Mais si par contre, tu bosses dans la vente/la restauration/ce qui est en contact avec le public, les retards peuvent avoir beaucoup plus d'impact sur l'organisation. Un·e employé·e qui doit faire l'ouverture d'un magasin, s'iel a 35 minutes de retard, c'est vite grave.
Bref, ce que je veux dire, c'est que dans certains métiers, être ponctuel·le, c'est le requis minimal : si t'es du genre à ne pas entendre ton réveil, ou à être trop dépendant·e des transports (et donc des retards, grève, etc.), ça peut être rédhibitoire. Pour d'autres, c'est un plus, du moment qu'il n'y a pas d'abus (tant que t'es à l'heure aux réunions, et que le boulot est fait…).

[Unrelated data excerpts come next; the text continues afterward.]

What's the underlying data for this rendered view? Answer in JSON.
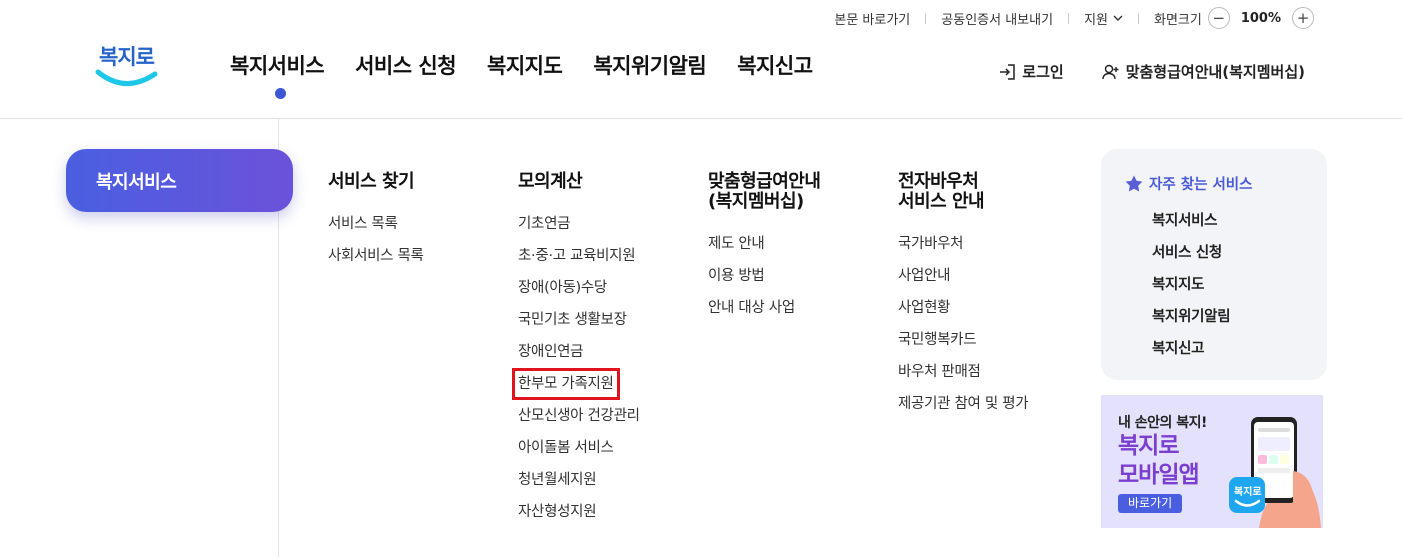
{
  "utility": {
    "skip_link": "본문 바로가기",
    "cert_export": "공동인증서 내보내기",
    "region": "지원",
    "screen_size": "화면크기",
    "zoom_value": "100%"
  },
  "logo": {
    "text": "복지로"
  },
  "gnb": [
    "복지서비스",
    "서비스 신청",
    "복지지도",
    "복지위기알림",
    "복지신고"
  ],
  "header_right": {
    "login": "로그인",
    "membership": "맞춤형급여안내(복지멤버십)"
  },
  "side_title": "복지서비스",
  "columns": [
    {
      "title": "서비스 찾기",
      "items": [
        "서비스 목록",
        "사회서비스 목록"
      ]
    },
    {
      "title": "모의계산",
      "items": [
        "기초연금",
        "초·중·고 교육비지원",
        "장애(아동)수당",
        "국민기초 생활보장",
        "장애인연금",
        "한부모 가족지원",
        "산모신생아 건강관리",
        "아이돌봄 서비스",
        "청년월세지원",
        "자산형성지원"
      ]
    },
    {
      "title": "맞춤형급여안내\n(복지멤버십)",
      "items": [
        "제도 안내",
        "이용 방법",
        "안내 대상 사업"
      ]
    },
    {
      "title": "전자바우처\n서비스 안내",
      "items": [
        "국가바우처",
        "사업안내",
        "사업현황",
        "국민행복카드",
        "바우처 판매점",
        "제공기관 참여 및 평가"
      ]
    }
  ],
  "favorites": {
    "title": "자주 찾는 서비스",
    "items": [
      "복지서비스",
      "서비스 신청",
      "복지지도",
      "복지위기알림",
      "복지신고"
    ]
  },
  "banner": {
    "line1": "내 손안의 복지!",
    "line2": "복지로\n모바일앱",
    "button": "바로가기"
  },
  "colors": {
    "accent": "#3b57d6",
    "highlight": "#e0141e",
    "banner_text": "#7b3fd0"
  }
}
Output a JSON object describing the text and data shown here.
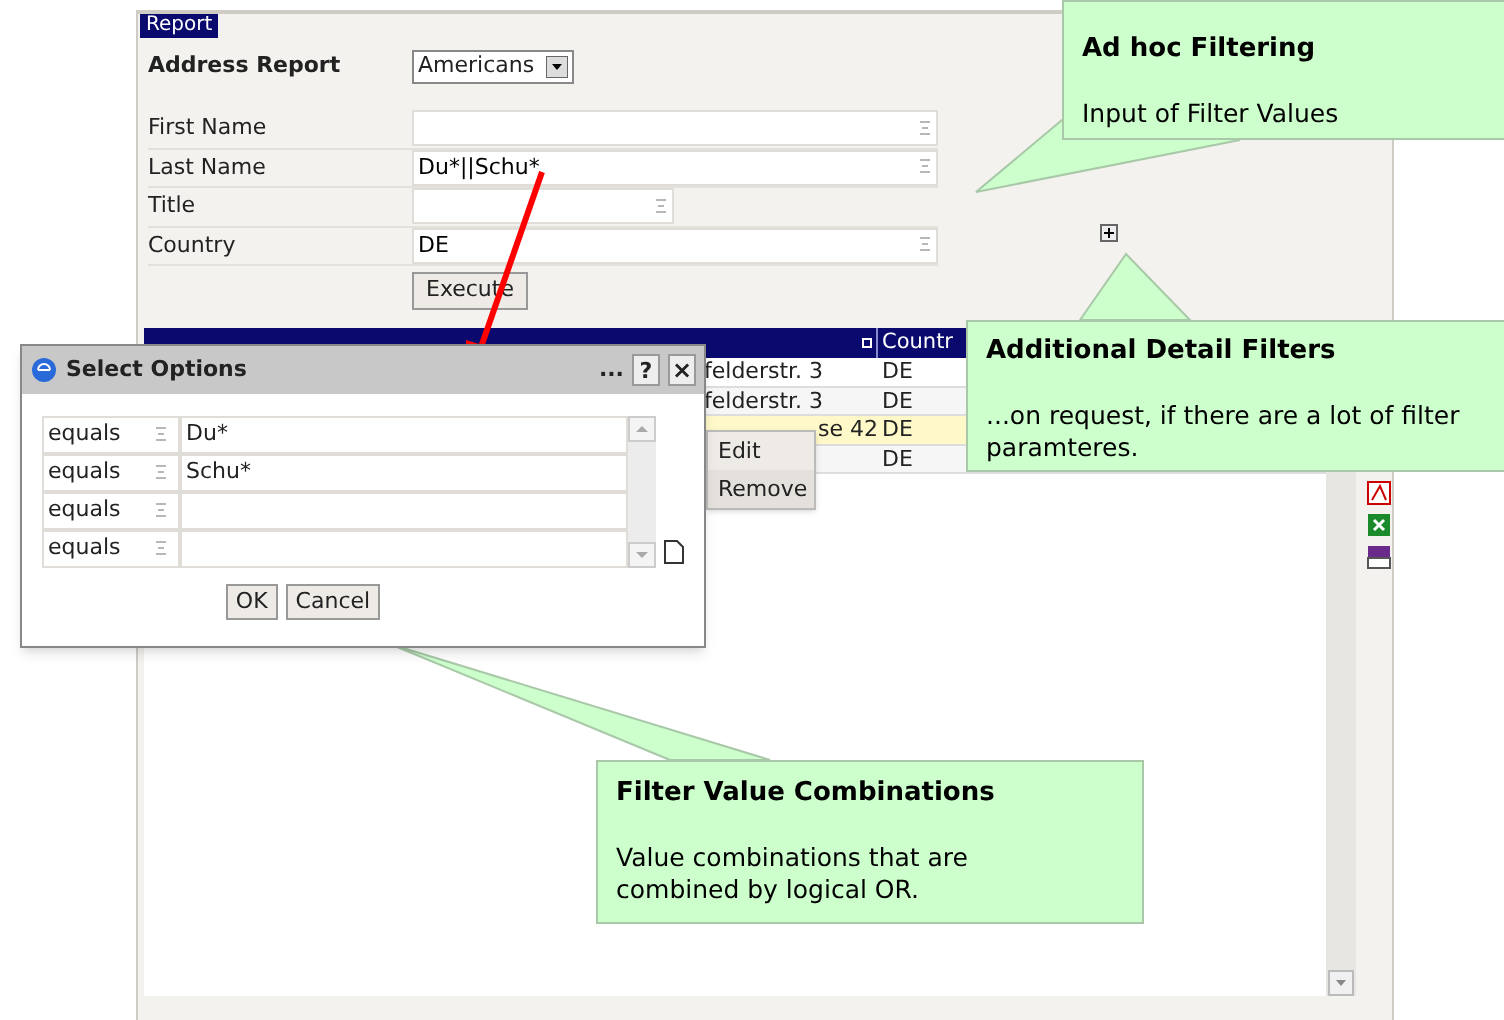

Et peut-être que comme dit
@Mintaka qu'en France, on a une vision trop rigide à ce niveau là, et que même dans des métiers où cela pourrait être plus souple, les employeur·euse·s/managers mettent la pression inutilement

? C'est dommage, parce que des horaires souples/libres, c'est aussi permettre à ses employé·e·s d'avoir des transports en commun moins bondés par exemple (quand tout le monde a cours/embauche à 8h, bah je suis contente de prendre un tram plus tôt ou plus tard pour ne pas faire un malaise).